Age Cut-offs, Limits, and Manipulations in Sports
By HLeveyFriedman on August 02, 2011
This past weekend I enjoyed watching the kick-off to the US women's gymnastics season at the Covergirl Classic, which featured the "comebacks" of Shawn Johnson and Chelsie Memmel, the continued dominance of Alicia Sacramone, and the debut of several new stars. Of course the veterans "coming back" are around 23-years-old, and the newcomers are 15. I also watched the first night of the FINA World Championships on Sunday as the US women took silver in the 4x100m free relay. There, again, a 16-year-old "newcomer" (Missy Franklin) performed well, alongside a 28-year-old "veteran" (Natalie Coughlin).Credit Image: © The Denver Post/ZUMAPRESS.com
These newcomers and veterans are preparing for the London Olympics, now a little more than a year away. Age always makes a good story in sports coverage (recall from the 2008 Games, for example, the prodigies, like Shawn Johnson, and the elder states[wo]men, like Dara Torres). But age is also often the source of controversy. For example, did the Chinese lie about the ages of their gymnasts to give them a physical advantage? We know they did in 2000, as did the North Koreans in 2004. You only have to look at pictures of the more womanly eighteen-year-old Nastia Liukin next to the sprite-like sixteen-year-old He Kexin to wonder if Kexin might actually be fourteen instead (you must be 16 during an Olympic year to compete in women's artistic gymnastics).

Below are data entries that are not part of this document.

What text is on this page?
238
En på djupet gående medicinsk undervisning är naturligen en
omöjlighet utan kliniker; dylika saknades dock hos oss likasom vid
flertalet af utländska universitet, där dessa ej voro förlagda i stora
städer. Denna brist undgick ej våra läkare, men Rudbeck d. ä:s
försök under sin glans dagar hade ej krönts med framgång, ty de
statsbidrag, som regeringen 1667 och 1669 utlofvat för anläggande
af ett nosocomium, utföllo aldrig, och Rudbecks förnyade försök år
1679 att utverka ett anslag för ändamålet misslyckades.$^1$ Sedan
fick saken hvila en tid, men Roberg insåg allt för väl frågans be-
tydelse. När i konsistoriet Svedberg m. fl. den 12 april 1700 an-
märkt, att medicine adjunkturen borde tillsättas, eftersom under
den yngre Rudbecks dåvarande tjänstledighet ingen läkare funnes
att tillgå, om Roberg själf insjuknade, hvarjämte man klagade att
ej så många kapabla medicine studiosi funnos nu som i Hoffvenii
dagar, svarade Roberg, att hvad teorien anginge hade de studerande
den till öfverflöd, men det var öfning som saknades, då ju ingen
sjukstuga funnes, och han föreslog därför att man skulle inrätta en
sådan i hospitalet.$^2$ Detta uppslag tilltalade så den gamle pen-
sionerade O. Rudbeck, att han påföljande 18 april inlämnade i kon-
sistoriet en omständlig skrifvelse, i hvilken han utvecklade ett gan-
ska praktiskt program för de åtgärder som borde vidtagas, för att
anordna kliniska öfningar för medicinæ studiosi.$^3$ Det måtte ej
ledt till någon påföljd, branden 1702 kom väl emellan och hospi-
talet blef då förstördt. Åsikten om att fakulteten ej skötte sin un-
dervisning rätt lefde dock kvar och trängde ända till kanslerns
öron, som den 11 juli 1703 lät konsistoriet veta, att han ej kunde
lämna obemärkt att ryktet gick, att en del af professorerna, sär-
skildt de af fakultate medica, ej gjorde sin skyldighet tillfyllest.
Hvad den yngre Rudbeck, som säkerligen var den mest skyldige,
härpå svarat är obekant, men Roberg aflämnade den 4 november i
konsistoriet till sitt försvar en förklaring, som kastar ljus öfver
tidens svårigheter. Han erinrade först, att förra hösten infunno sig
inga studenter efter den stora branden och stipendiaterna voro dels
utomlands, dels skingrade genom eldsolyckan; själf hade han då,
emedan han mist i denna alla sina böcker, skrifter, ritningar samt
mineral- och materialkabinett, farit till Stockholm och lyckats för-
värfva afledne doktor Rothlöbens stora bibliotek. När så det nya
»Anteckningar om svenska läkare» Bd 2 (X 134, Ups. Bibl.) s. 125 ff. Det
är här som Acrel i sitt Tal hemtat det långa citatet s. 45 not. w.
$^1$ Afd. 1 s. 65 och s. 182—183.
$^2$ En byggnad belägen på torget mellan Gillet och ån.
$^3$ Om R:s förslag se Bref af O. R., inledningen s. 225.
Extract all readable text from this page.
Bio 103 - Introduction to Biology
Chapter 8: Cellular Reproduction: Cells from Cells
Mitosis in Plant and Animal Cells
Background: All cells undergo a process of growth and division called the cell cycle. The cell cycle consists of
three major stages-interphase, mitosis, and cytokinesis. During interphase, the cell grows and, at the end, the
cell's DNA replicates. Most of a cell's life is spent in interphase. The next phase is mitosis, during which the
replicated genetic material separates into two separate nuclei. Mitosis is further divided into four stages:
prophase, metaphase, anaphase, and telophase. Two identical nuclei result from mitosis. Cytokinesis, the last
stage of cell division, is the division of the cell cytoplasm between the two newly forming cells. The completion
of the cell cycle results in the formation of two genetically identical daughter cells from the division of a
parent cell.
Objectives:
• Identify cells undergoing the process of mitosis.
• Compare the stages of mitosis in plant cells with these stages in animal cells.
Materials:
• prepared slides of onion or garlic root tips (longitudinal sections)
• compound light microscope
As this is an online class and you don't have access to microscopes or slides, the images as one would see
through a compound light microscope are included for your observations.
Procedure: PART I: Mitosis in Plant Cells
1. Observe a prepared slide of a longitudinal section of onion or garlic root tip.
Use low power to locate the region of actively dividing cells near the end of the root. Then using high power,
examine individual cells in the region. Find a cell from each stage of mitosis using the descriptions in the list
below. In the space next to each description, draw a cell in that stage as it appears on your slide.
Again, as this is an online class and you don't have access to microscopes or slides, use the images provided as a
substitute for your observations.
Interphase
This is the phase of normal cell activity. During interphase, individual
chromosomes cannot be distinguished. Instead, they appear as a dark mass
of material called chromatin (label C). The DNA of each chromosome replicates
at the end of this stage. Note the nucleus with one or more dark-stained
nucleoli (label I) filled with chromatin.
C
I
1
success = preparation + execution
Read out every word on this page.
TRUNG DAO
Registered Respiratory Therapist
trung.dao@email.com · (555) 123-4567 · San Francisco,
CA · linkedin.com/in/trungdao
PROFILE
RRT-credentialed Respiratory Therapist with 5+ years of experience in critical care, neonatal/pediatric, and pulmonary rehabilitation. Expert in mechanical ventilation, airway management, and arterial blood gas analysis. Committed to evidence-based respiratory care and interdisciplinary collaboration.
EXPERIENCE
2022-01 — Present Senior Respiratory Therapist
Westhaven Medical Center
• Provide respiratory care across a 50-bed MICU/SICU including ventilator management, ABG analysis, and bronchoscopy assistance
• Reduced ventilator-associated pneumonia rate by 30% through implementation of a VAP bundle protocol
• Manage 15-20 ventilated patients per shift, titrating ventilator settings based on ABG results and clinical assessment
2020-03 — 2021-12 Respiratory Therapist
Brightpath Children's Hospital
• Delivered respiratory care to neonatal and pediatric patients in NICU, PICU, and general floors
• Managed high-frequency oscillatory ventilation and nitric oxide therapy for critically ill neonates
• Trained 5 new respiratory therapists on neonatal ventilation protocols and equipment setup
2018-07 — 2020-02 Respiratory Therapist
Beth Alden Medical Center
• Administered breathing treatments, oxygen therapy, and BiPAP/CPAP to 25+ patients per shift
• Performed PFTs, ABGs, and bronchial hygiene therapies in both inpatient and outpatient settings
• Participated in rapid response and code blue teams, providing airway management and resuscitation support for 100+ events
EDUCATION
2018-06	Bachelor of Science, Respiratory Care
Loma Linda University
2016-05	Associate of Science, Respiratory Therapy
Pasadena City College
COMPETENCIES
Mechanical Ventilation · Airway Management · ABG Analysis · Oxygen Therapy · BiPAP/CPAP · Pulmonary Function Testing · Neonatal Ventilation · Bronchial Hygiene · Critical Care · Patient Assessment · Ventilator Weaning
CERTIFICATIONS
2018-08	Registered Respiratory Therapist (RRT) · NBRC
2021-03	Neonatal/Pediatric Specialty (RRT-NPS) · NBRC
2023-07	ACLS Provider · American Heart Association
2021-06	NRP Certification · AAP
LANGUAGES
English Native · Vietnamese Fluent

Lest you think that age cut-offs, limits, and controversies are limited to elite levels of sport, look no further than your local soccer field or Little League diamond. Parents often lie about the age of their children to try to give them a competitive advantage. Perhaps the most notorious case of a parent lying about the age of a child was not in activities I concentrate on in my research (like chess, dance, soccer, and child beauty pageants), but in Little League baseball. In 2001, during the Little League World Series in Williamsport, Pennsylvania, Danny Almonte’s father and coach forged the boy’s identification papers, saying he was twelve. Danny was actually fourteen and hence ineligible to play Little League. After he pitched a no-hitter and lead his team to a third place finish, the deception was discovered and the team’s placement was stripped.
More recently members of the Ugandan Little League team were denied visas to enter the United States on the grounds that, "some of the visa applications included birth records that 'several parents admitted had been altered to make some players appear younger than they actually are.'” I am sure that this was a combination of poor records (note the last line of the New York Times article on the team: "'A kid may not know his birthday,' Stanley said. 'They don’t have cake and ice cream.'”) and parents hoping that their kids could get to the US and perhaps a better way of life. Nonetheless it's not right to lie about a child's age or to expect younger kids to compete against older kids no matter the circumstances. That said, it seems like parents/authorizes are most likely to LIE about children's ages when they come from poorer countries or repressive regimes (Uganda, Dominican Republic, China, for example); whereas more affluent parents, like those in the US, are more likely to manipulate their children's ages to give them the best advantages within a particular system.
Manipulation of age cases are less extreme, but do occur, and in a range of activities. In her work on girls’ softball Jennifer Ring says that savvy parents try to conceive to best complement their children’s sports “careers,” so a child will be older in their birth year. Other parents, like Almonte’s, simply tamper with birth certificates to give them an edge. This happened on the New England child beauty pageant circuit where I previously did research. A mother lied to multiple pageant directors, saying her daughter was three, but she was actually five. Being younger allowed her to qualify for, and to win, the "0-3 Grand Supreme" titles.
Giving children an edge in terms of age has the biggest effect in athletics-- what is known as the “relative-age effect." But it also happens when it comes to academics as well. In a practice known as “academic red-shirting,” parents of many children, especially boys, are held back from entering kindergarten; a handful of my chess boys were red-shirted in preschool or pre-kindergarten. As with sports, some parents will report “timing the conception of their children with [academic] redshirting in mind”. Notably, redshirting basically did not exist fifty years ago. This process would not exist today if there were not competitive consequences in being “behind” in the competitive hierarchy. This is additional evidence that there are now structures in place to help put kids in the best position to feed into a system of competitive positioning that is happening earlier and earlier in children’s lives.
Sometimes parents don't cheat per se—but they certainly game the system. Many of the parents and teachers I met had learned to manipulate competitive activity systems in order to maximize the chance of winning. For instance, some dance routines have younger children added to bring down the average age of the group (you hear talk of group ages on Lifetime's Dance Moms). Parents’ willingness to game the system across activities shows that they are often more concerned with their children winning, even in a manipulated system, than getting a fair outcome. The focus is often on winning at any cost, which is a lesson passed on to the children.